Crescent Point Energy to cut spending, boost output next year
2 hours ago - Reuters
Crescent Point Energy to cut spending, boost output next year* 2013 capex set at C$1.35 bln vs C$1.4 bln in 2012

* Sees 2013 production 112,000 boepd, up from 97,000 boepd

* Shares drop 2.2 pct

CALGARY, Alberta, Dec 6 (Reuters) - Crescent Point Energy Corp, which concentrates on producing oil from unconventional fields, notably the Bakken shales of southern Saskatchewan, said on Thursday it expects lower spending next year even as it boosts output by 15 percent.

The company, Canada's No. 4 independent oil producer, set a 2013 capital spending budget of C$1.35 billion ($1.36 billion), down from an expected C$1.4 billion for the current year.

Even with the spending cut, Crescent Point said it expects to raise 2013 daily production to an average of 112,000 barrels of oil equivalent per day, up from a forecast 97,000 boepd for 2012.

The company, which made four acquisitions this year to add properties in Western Canada and Utah, said it will concentrate on developing its properties in 2013.

"We will focus on organic growth and the integration of assets from key acquisitions," Scott Saxberg, the company's chief executive, said in a statement. "The 2013 budget is focused on the development of our major oil resource plays in the Bakken, Shaunavon (fields in Saskatchewan) and Uinta Basin (in Utah) and on enhancing our portfolio of emerging resource plays."

The company said C$1.17 billion of its 2013 spending will be allocated to drilling on its properties, with 455 wells planned. The remainder will go to infrastructure, land acquisition and seismic studies.

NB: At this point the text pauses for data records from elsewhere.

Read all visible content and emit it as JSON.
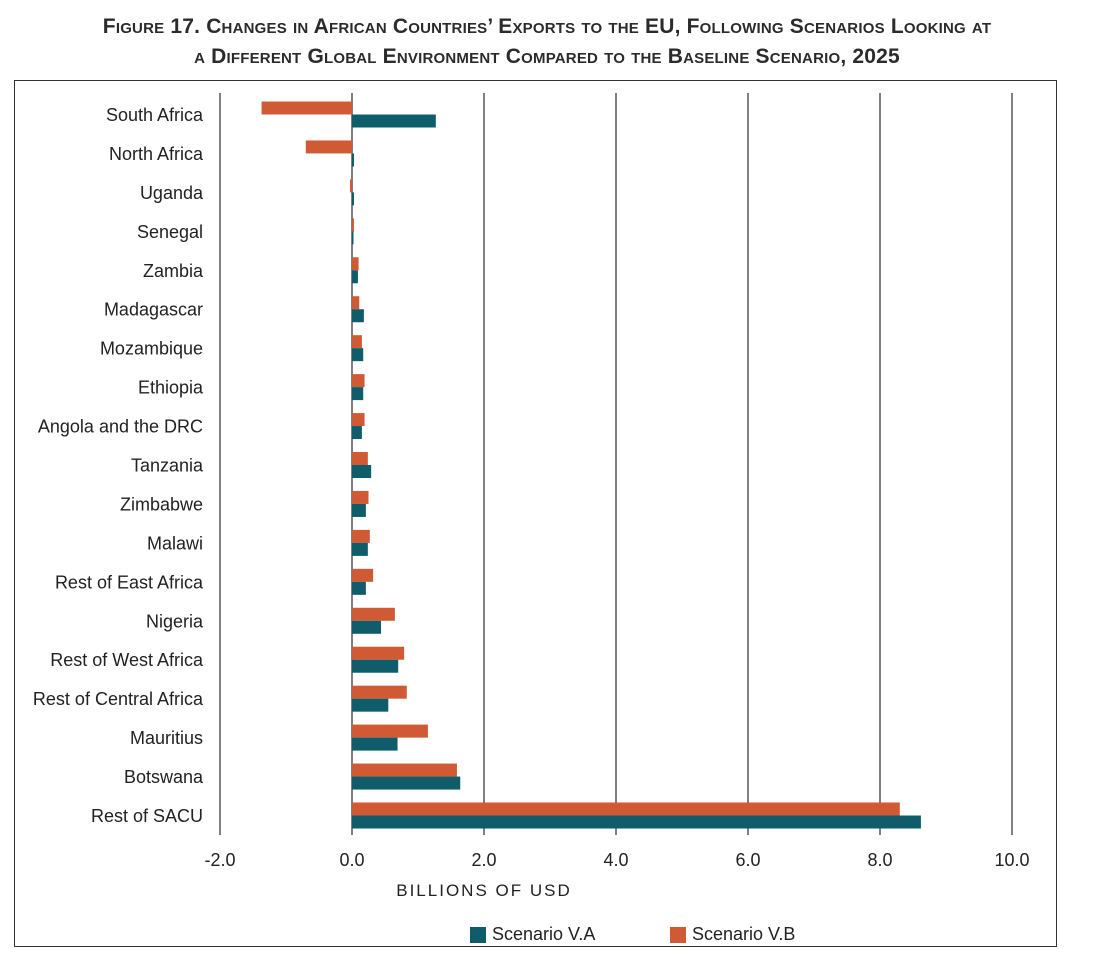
{
  "title": {
    "line1": "Figure 17. Changes in African Countries’ Exports to the EU, Following Scenarios Looking at",
    "line2": "a Different Global Environment Compared to the Baseline Scenario, 2025"
  },
  "colors": {
    "series_a": "#0f5c6b",
    "series_b": "#cf5a34",
    "grid": "#000000"
  },
  "chart_data": {
    "type": "bar",
    "orientation": "horizontal",
    "title": "Figure 17. Changes in African Countries’ Exports to the EU, Following Scenarios Looking at a Different Global Environment Compared to the Baseline Scenario, 2025",
    "xlabel": "BILLIONS OF USD",
    "ylabel": "",
    "xlim": [
      -2.0,
      10.0
    ],
    "xticks": [
      "-2.0",
      "0.0",
      "2.0",
      "4.0",
      "6.0",
      "8.0",
      "10.0"
    ],
    "grid": "vertical lines at ticks",
    "legend": "bottom",
    "categories": [
      "South Africa",
      "North Africa",
      "Uganda",
      "Senegal",
      "Zambia",
      "Madagascar",
      "Mozambique",
      "Ethiopia",
      "Angola and the DRC",
      "Tanzania",
      "Zimbabwe",
      "Malawi",
      "Rest of East Africa",
      "Nigeria",
      "Rest of West Africa",
      "Rest of Central Africa",
      "Mauritius",
      "Botswana",
      "Rest of SACU"
    ],
    "series": [
      {
        "name": "Scenario V.A",
        "values": [
          1.27,
          0.03,
          0.03,
          0.02,
          0.09,
          0.18,
          0.17,
          0.17,
          0.15,
          0.29,
          0.21,
          0.24,
          0.21,
          0.44,
          0.7,
          0.55,
          0.69,
          1.64,
          8.62
        ]
      },
      {
        "name": "Scenario V.B",
        "values": [
          -1.37,
          -0.7,
          -0.03,
          0.03,
          0.1,
          0.11,
          0.15,
          0.19,
          0.19,
          0.24,
          0.25,
          0.27,
          0.32,
          0.65,
          0.79,
          0.83,
          1.15,
          1.59,
          8.3
        ]
      }
    ]
  }
}
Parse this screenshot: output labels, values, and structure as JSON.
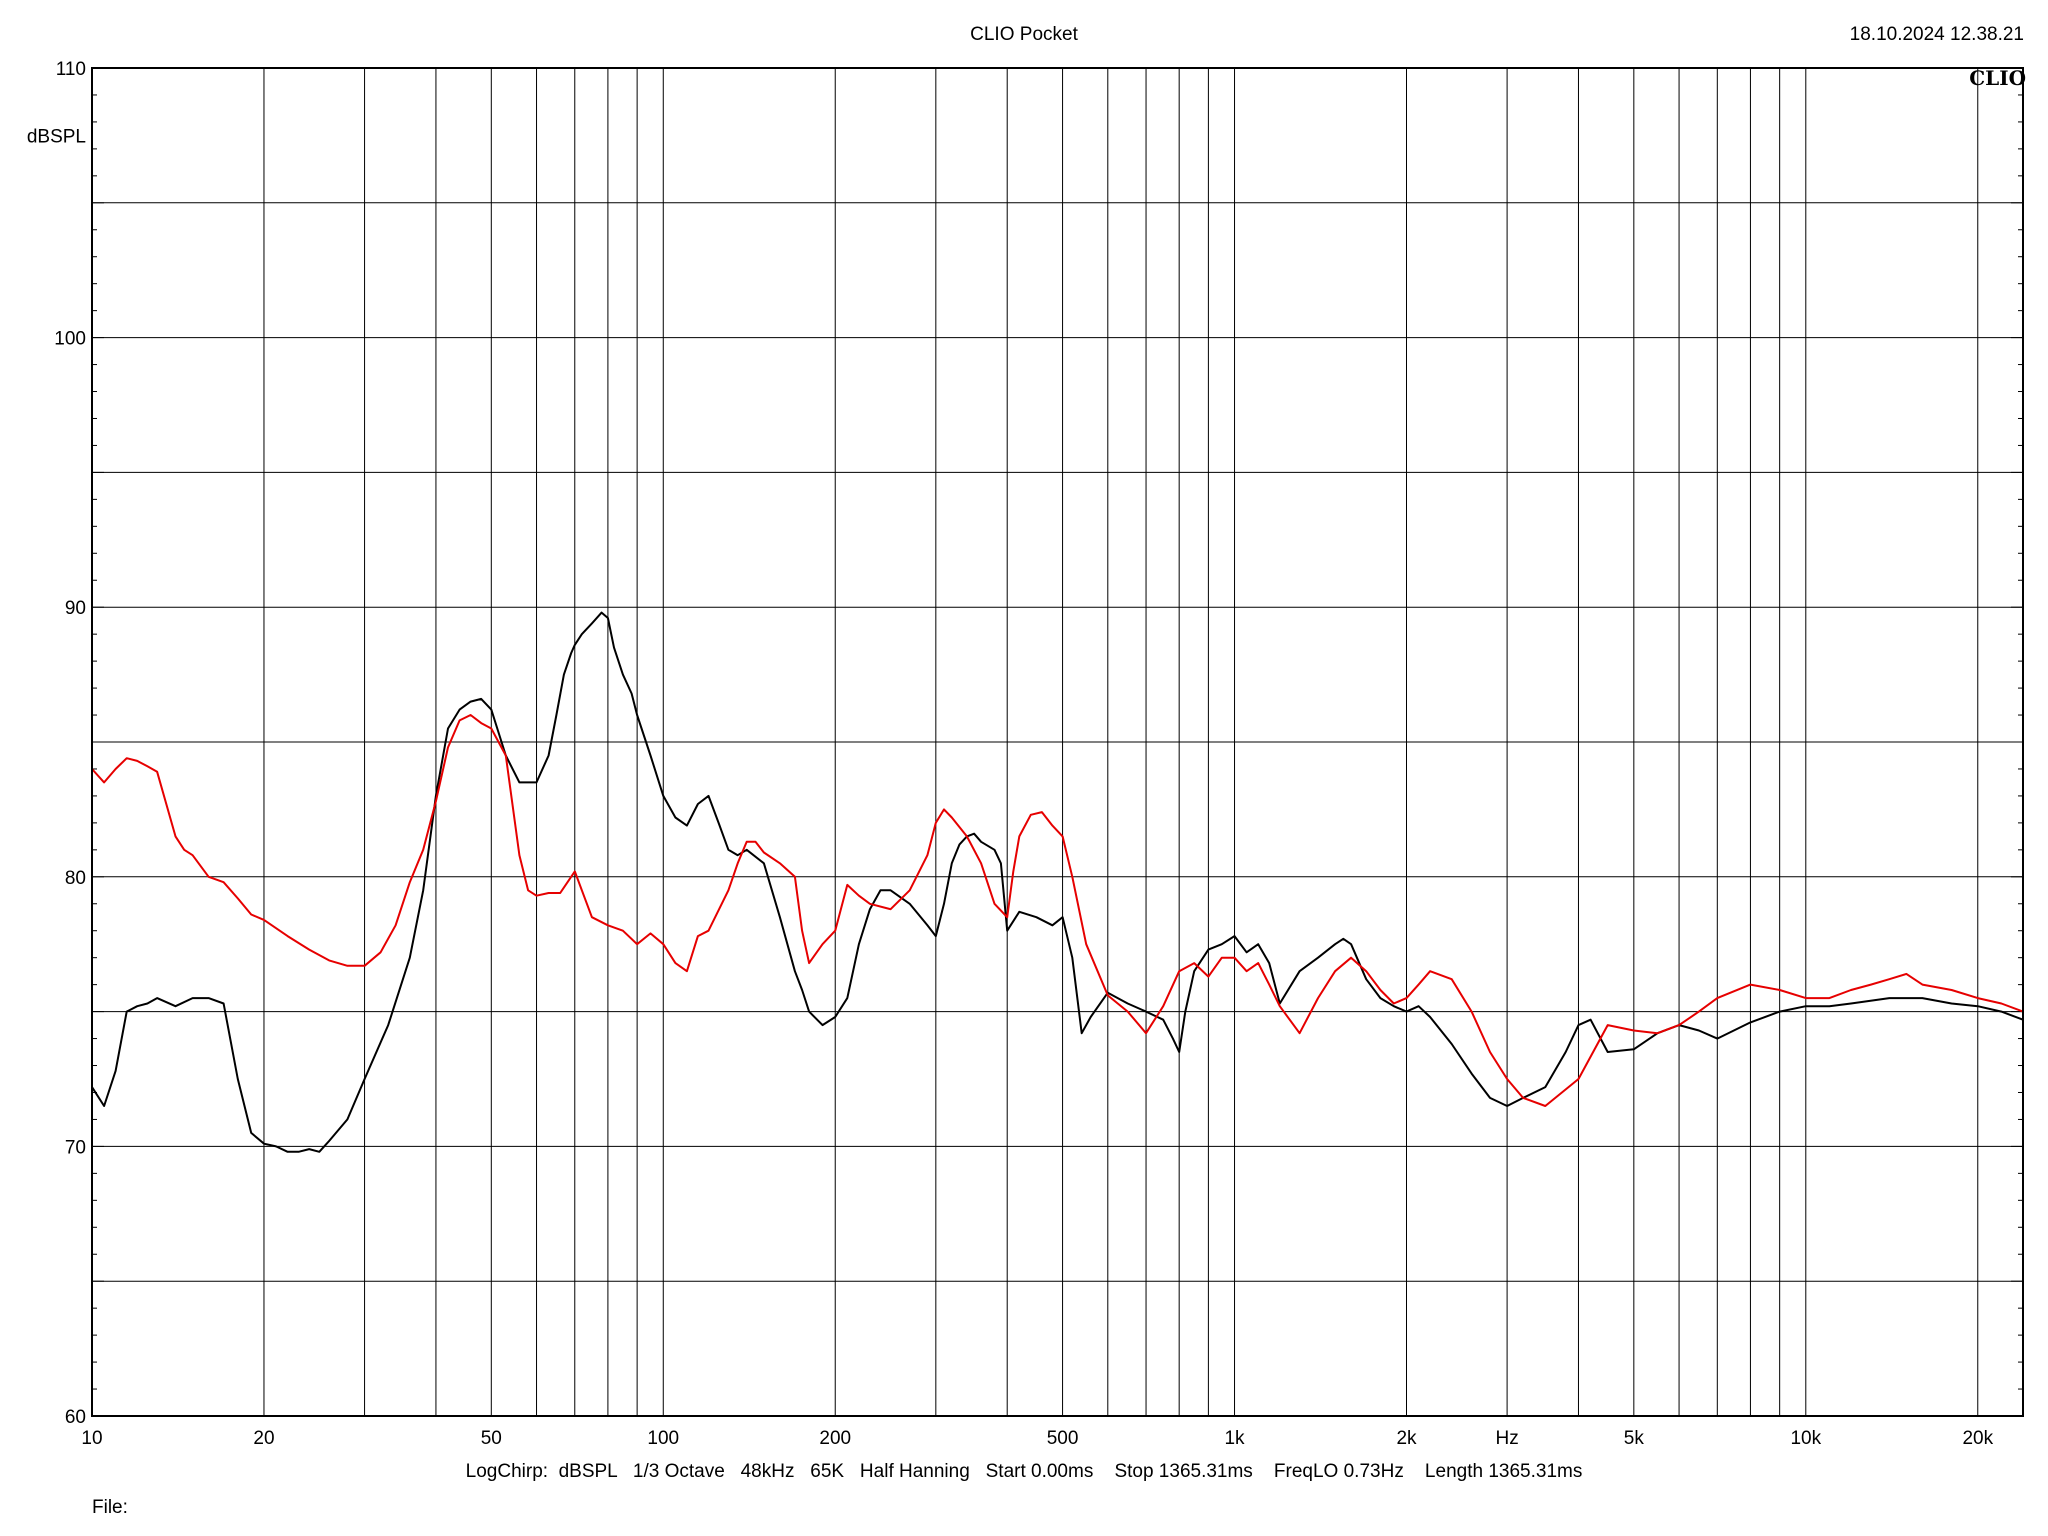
{
  "header": {
    "title": "CLIO Pocket",
    "timestamp": "18.10.2024 12.38.21",
    "logo": "CLIO"
  },
  "footer": {
    "info": "LogChirp:  dBSPL   1/3 Octave   48kHz   65K   Half Hanning   Start 0.00ms    Stop 1365.31ms    FreqLO 0.73Hz    Length 1365.31ms",
    "file_label": "File:"
  },
  "chart_data": {
    "type": "line",
    "title": "CLIO Pocket",
    "xlabel": "Hz",
    "ylabel": "dBSPL",
    "xscale": "log",
    "xlim": [
      10,
      24000
    ],
    "ylim": [
      60,
      110
    ],
    "grid": true,
    "x_ticks": [
      10,
      20,
      50,
      100,
      200,
      500,
      1000,
      2000,
      5000,
      10000,
      20000
    ],
    "x_tick_labels": [
      "10",
      "20",
      "50",
      "100",
      "200",
      "500",
      "1k",
      "2k",
      "5k",
      "10k",
      "20k"
    ],
    "y_ticks": [
      60,
      70,
      80,
      90,
      100,
      110
    ],
    "y_tick_labels": [
      "60",
      "70",
      "80",
      "90",
      "100",
      "110"
    ],
    "series": [
      {
        "color": "#000000",
        "x": [
          10,
          10.5,
          11,
          11.5,
          12,
          12.5,
          13,
          14,
          15,
          16,
          17,
          18,
          19,
          20,
          21,
          22,
          23,
          24,
          25,
          26,
          28,
          30,
          33,
          36,
          38,
          40,
          42,
          44,
          46,
          48,
          50,
          53,
          56,
          60,
          63,
          65,
          67,
          69,
          70,
          72,
          75,
          78,
          80,
          82,
          85,
          88,
          90,
          95,
          100,
          105,
          110,
          115,
          120,
          125,
          130,
          135,
          140,
          150,
          160,
          170,
          175,
          180,
          190,
          200,
          210,
          220,
          230,
          240,
          250,
          270,
          290,
          300,
          310,
          320,
          330,
          340,
          350,
          360,
          380,
          390,
          400,
          420,
          450,
          480,
          500,
          520,
          540,
          560,
          600,
          650,
          700,
          750,
          780,
          800,
          820,
          850,
          900,
          950,
          1000,
          1050,
          1100,
          1150,
          1200,
          1300,
          1400,
          1500,
          1550,
          1600,
          1700,
          1800,
          1900,
          2000,
          2100,
          2200,
          2400,
          2600,
          2800,
          3000,
          3200,
          3500,
          3800,
          4000,
          4200,
          4500,
          5000,
          5500,
          6000,
          6500,
          7000,
          8000,
          9000,
          10000,
          11000,
          12000,
          14000,
          16000,
          18000,
          20000,
          22000,
          24000
        ],
        "y": [
          72.2,
          71.5,
          72.8,
          75.0,
          75.2,
          75.3,
          75.5,
          75.2,
          75.5,
          75.5,
          75.3,
          72.5,
          70.5,
          70.1,
          70.0,
          69.8,
          69.8,
          69.9,
          69.8,
          70.2,
          71.0,
          72.5,
          74.5,
          77.0,
          79.5,
          83.0,
          85.5,
          86.2,
          86.5,
          86.6,
          86.2,
          84.5,
          83.5,
          83.5,
          84.5,
          86.0,
          87.5,
          88.3,
          88.6,
          89.0,
          89.4,
          89.8,
          89.6,
          88.5,
          87.5,
          86.8,
          86.0,
          84.5,
          83.0,
          82.2,
          81.9,
          82.7,
          83.0,
          82.0,
          81.0,
          80.8,
          81.0,
          80.5,
          78.5,
          76.5,
          75.8,
          75.0,
          74.5,
          74.8,
          75.5,
          77.5,
          78.8,
          79.5,
          79.5,
          79.0,
          78.2,
          77.8,
          79.0,
          80.5,
          81.2,
          81.5,
          81.6,
          81.3,
          81.0,
          80.5,
          78.0,
          78.7,
          78.5,
          78.2,
          78.5,
          77.0,
          74.2,
          74.8,
          75.7,
          75.3,
          75.0,
          74.7,
          74.0,
          73.5,
          75.0,
          76.5,
          77.3,
          77.5,
          77.8,
          77.2,
          77.5,
          76.8,
          75.3,
          76.5,
          77.0,
          77.5,
          77.7,
          77.5,
          76.2,
          75.5,
          75.2,
          75.0,
          75.2,
          74.8,
          73.8,
          72.7,
          71.8,
          71.5,
          71.8,
          72.2,
          73.5,
          74.5,
          74.7,
          73.5,
          73.6,
          74.2,
          74.5,
          74.3,
          74.0,
          74.6,
          75.0,
          75.2,
          75.2,
          75.3,
          75.5,
          75.5,
          75.3,
          75.2,
          75.0,
          74.7
        ]
      },
      {
        "color": "#e60000",
        "x": [
          10,
          10.5,
          11,
          11.5,
          12,
          12.5,
          13,
          14,
          14.5,
          15,
          16,
          17,
          18,
          19,
          20,
          22,
          24,
          26,
          28,
          30,
          32,
          34,
          36,
          38,
          40,
          42,
          44,
          46,
          48,
          50,
          53,
          56,
          58,
          60,
          63,
          66,
          70,
          75,
          80,
          85,
          90,
          95,
          100,
          105,
          110,
          115,
          120,
          130,
          135,
          140,
          145,
          150,
          160,
          170,
          175,
          180,
          190,
          200,
          210,
          220,
          230,
          250,
          270,
          290,
          300,
          310,
          320,
          340,
          360,
          380,
          400,
          410,
          420,
          440,
          460,
          480,
          500,
          520,
          550,
          600,
          650,
          700,
          750,
          800,
          850,
          900,
          950,
          1000,
          1050,
          1100,
          1150,
          1200,
          1300,
          1400,
          1500,
          1600,
          1700,
          1800,
          1900,
          2000,
          2100,
          2200,
          2400,
          2600,
          2800,
          3000,
          3200,
          3500,
          4000,
          4500,
          5000,
          5500,
          6000,
          6500,
          7000,
          8000,
          9000,
          10000,
          11000,
          12000,
          13000,
          14000,
          15000,
          16000,
          18000,
          20000,
          22000,
          24000
        ],
        "y": [
          84.0,
          83.5,
          84.0,
          84.4,
          84.3,
          84.1,
          83.9,
          81.5,
          81.0,
          80.8,
          80.0,
          79.8,
          79.2,
          78.6,
          78.4,
          77.8,
          77.3,
          76.9,
          76.7,
          76.7,
          77.2,
          78.2,
          79.8,
          81.0,
          82.8,
          84.8,
          85.8,
          86.0,
          85.7,
          85.5,
          84.5,
          80.8,
          79.5,
          79.3,
          79.4,
          79.4,
          80.2,
          78.5,
          78.2,
          78.0,
          77.5,
          77.9,
          77.5,
          76.8,
          76.5,
          77.8,
          78.0,
          79.5,
          80.5,
          81.3,
          81.3,
          80.9,
          80.5,
          80.0,
          78.0,
          76.8,
          77.5,
          78.0,
          79.7,
          79.3,
          79.0,
          78.8,
          79.5,
          80.8,
          82.0,
          82.5,
          82.2,
          81.5,
          80.5,
          79.0,
          78.5,
          80.2,
          81.5,
          82.3,
          82.4,
          81.9,
          81.5,
          80.0,
          77.5,
          75.6,
          75.0,
          74.2,
          75.2,
          76.5,
          76.8,
          76.3,
          77.0,
          77.0,
          76.5,
          76.8,
          76.0,
          75.2,
          74.2,
          75.5,
          76.5,
          77.0,
          76.5,
          75.8,
          75.3,
          75.5,
          76.0,
          76.5,
          76.2,
          75.0,
          73.5,
          72.5,
          71.8,
          71.5,
          72.5,
          74.5,
          74.3,
          74.2,
          74.5,
          75.0,
          75.5,
          76.0,
          75.8,
          75.5,
          75.5,
          75.8,
          76.0,
          76.2,
          76.4,
          76.0,
          75.8,
          75.5,
          75.3,
          75.0
        ]
      }
    ]
  }
}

Crescent Point shares were down 83 Canadian cents at C$36.17 at midday on Thursday on the Toronto Stock Exchange. The shares have fallen 17 percent over the past 12 months, while the exchange's energy index dropped 10 percent over the same period

[Johnny: The cut in cap ex budget continues in the sector. CPG has grown a lot be acquisition the last few years. It is interesting that they are turning to growing organically. CPG is unique as they are able to grow production without increasing cap ex. It speaks to the quality of their assets.

It is a negative for the oil services stocks though as it feeds into the reduction in cap ex that is being imposed by the small to mid-cap producers. In their case the reduction is more due to the lack of access to capital and lines of credits.]